Under that controversial policy, Myriad secured patents on the BRCA genes that reside in every human cell. The company also claimed ownership of all possible mutations in those genes, and all possible methods for finding those mutations. For good measure, it also patented the correlations between BRCA mutations and the risk of breast or ovarian cancer. As the ACLU noted in a backgrounder on the case, “anyone who makes or uses a patented gene without permission of the patent holder—whether it be for commercial or noncommercial purposes—is committing patent infringement.”

After securing those rights, Myriad enforced them aggressively, alienating scientists and health advocates at every turn. A coalition representing both groups pushed back in 2009, challenging the patents’ legality, and a federal district court ruled in their favor. The district court found that as “products of nature,” the BRCA genes couldn’t legitimately become private property. But a three-judge appeals panel overturned the ruling, voting two-to-one that Myriad has made the genes more useful by isolating them from the surrounding DNA in human chromosomes.

Now that the Supreme Court has rejected that finding, the case will return to the appeals court, which will determine the next steps in the case.
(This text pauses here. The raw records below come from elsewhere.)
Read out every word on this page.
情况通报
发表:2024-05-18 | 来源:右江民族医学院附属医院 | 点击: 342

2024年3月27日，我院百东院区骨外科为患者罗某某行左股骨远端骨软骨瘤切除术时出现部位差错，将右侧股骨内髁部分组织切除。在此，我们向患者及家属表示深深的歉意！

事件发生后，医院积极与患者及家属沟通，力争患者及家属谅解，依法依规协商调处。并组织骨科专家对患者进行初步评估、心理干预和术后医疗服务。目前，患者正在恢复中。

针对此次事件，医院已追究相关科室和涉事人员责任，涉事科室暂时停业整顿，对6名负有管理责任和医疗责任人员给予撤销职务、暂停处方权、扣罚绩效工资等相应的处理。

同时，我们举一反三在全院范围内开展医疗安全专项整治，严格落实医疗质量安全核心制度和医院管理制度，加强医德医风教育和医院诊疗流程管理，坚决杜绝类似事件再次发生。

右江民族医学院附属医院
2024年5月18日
Other existing patents could come under question

Biotech industry analysts had predicted that the court would side with Myriad. They pointed to a recent decision in which the justices sided unanimously with Monsanto in its dispute with a farmer who failed to pay royalties on soybeans derived from its own genetically modified variety. But the analogy was imperfect. Unlike the BRCA genes, Monsanto’s patented soybeans differ from anything found in nature. The company reconfigured the natural bean genes to create a plant that would stand up to pesticides. In short, the patent covered an invention, not a “product of nature.”

A 2012 case involving the Mayo Clinic and Prometheus Laboratories offered a better window into the court’s thinking. In that case, Prometheus sued Mayo for developing a test that doctors could use to predict different patients’ reactions to the same class of drugs. Prometheus, which had already patented such a test, claimed (like Myriad) that it owned not only the tool it invented but also the physiological relationships the tool measured. The court rejected that claim, ruling that “the relationships . . . are not themselves patentable” and that a patent on an invention can’t legitimately “monopolize” the natural correlations the invention illuminates.
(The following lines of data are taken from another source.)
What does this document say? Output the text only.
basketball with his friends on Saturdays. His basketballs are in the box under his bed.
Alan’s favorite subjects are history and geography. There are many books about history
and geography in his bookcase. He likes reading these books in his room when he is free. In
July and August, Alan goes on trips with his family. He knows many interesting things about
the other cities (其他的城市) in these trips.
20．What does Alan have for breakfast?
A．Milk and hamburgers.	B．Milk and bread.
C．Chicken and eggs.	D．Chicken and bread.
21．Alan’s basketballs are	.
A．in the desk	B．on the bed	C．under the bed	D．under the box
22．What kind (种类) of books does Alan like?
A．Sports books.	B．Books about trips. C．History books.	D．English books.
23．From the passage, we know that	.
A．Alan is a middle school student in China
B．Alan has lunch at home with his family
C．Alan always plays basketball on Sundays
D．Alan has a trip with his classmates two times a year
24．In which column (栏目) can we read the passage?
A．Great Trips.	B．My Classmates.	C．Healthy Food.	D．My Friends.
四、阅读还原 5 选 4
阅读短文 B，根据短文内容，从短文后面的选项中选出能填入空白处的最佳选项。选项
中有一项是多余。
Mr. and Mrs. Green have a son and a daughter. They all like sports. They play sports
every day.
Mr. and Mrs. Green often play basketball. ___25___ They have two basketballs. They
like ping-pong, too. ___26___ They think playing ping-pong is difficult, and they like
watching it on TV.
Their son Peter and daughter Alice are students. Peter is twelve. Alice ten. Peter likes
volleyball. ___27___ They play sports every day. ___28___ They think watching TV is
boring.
That insight may have been lost on the Patent Office and the biotech industry, but the rest of the world seems to get it. The plaintiffs in the original complaint against Myriad include organizations representing 150,000 scientists, medical groups, women’s groups and anti-cancer activists. After it reached the Supreme Court, the case drew amicus briefs from the U.S. Solicitor Generala host of medical societies and even Nobel laureate James Watson, who co-discovered the structure of DNA in 1953.
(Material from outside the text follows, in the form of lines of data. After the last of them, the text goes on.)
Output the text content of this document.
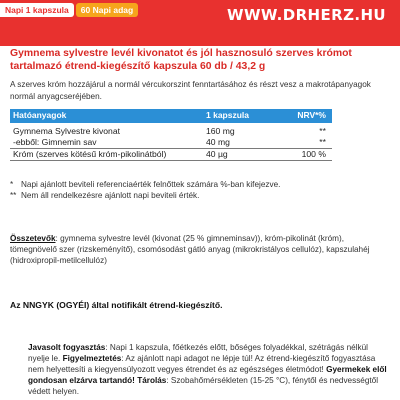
Napi 1 kapszula	60 Napi adag	WWW.DRHERZ.HU
Gymnema sylvestre levél kivonatot és jól hasznosuló szerves krómot tartalmazó étrend-kiegészítő kapszula 60 db / 43,2 g
A szerves króm hozzájárul a normál vércukorszint fenntartásához és részt vesz a makrotápanyagok normál anyagcseréjében.
Hatóanyagok	1 kapszula	NRV*%
Gymnema Sylvestre kivonat	160 mg	**
-ebből: Gimnemin sav	40 mg	**
Króm (szerves kötésű króm-pikolinátból)	40 µg	100 %
* Napi ajánlott beviteli referenciaérték felnőttek számára %-ban kifejezve.
** Nem áll rendelkezésre ajánlott napi beviteli érték.
Összetevők: gymnema sylvestre levél (kivonat (25 % gimneminsav)), króm-pikolinát (króm), tömegnövelő szer (rizskeményítő), csomósodást gátló anyag (mikrokristályos cellulóz), kapszulahéj (hidroxipropil-metilcellulóz)
Az NNGYK (OGYÉI) által notifikált étrend-kiegészítő.
Javasolt fogyasztás: Napi 1 kapszula, főétkezés előtt, bőséges folyadékkal, szétrágás nélkül nyelje le. Figyelmeztetés: Az ajánlott napi adagot ne lépje túl! Az étrend-kiegészítő fogyasztása nem helyettesíti a kiegyensúlyozott vegyes étrendet és az egészséges életmódot! Gyermekek elől gondosan elzárva tartandó! Tárolás: Szobahőmérsékleten (15-25 °C), fénytől és nedvességtől védett helyen.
“A human genome cluttered with no trespassing signs…inhibits scientific progress,” Watson wrote in his brief. “The resources devoted to cancer research, neurological diseases, and other areas will be diverted to concerns about whether one can use a particular human gene. For a new assay using hundreds of human genes, the sea of patents and patent applications would create hundreds, if not thousands, of individual obstacles to developing and commercializing the assay. The best way . . . to resolve this problem is to eliminate the unnecessary patenting of human genes.”

Thursday’s decision effectively does just that. It may invalidate some 4,000 existing gene patents. And it will broaden the quest for medical knowledge.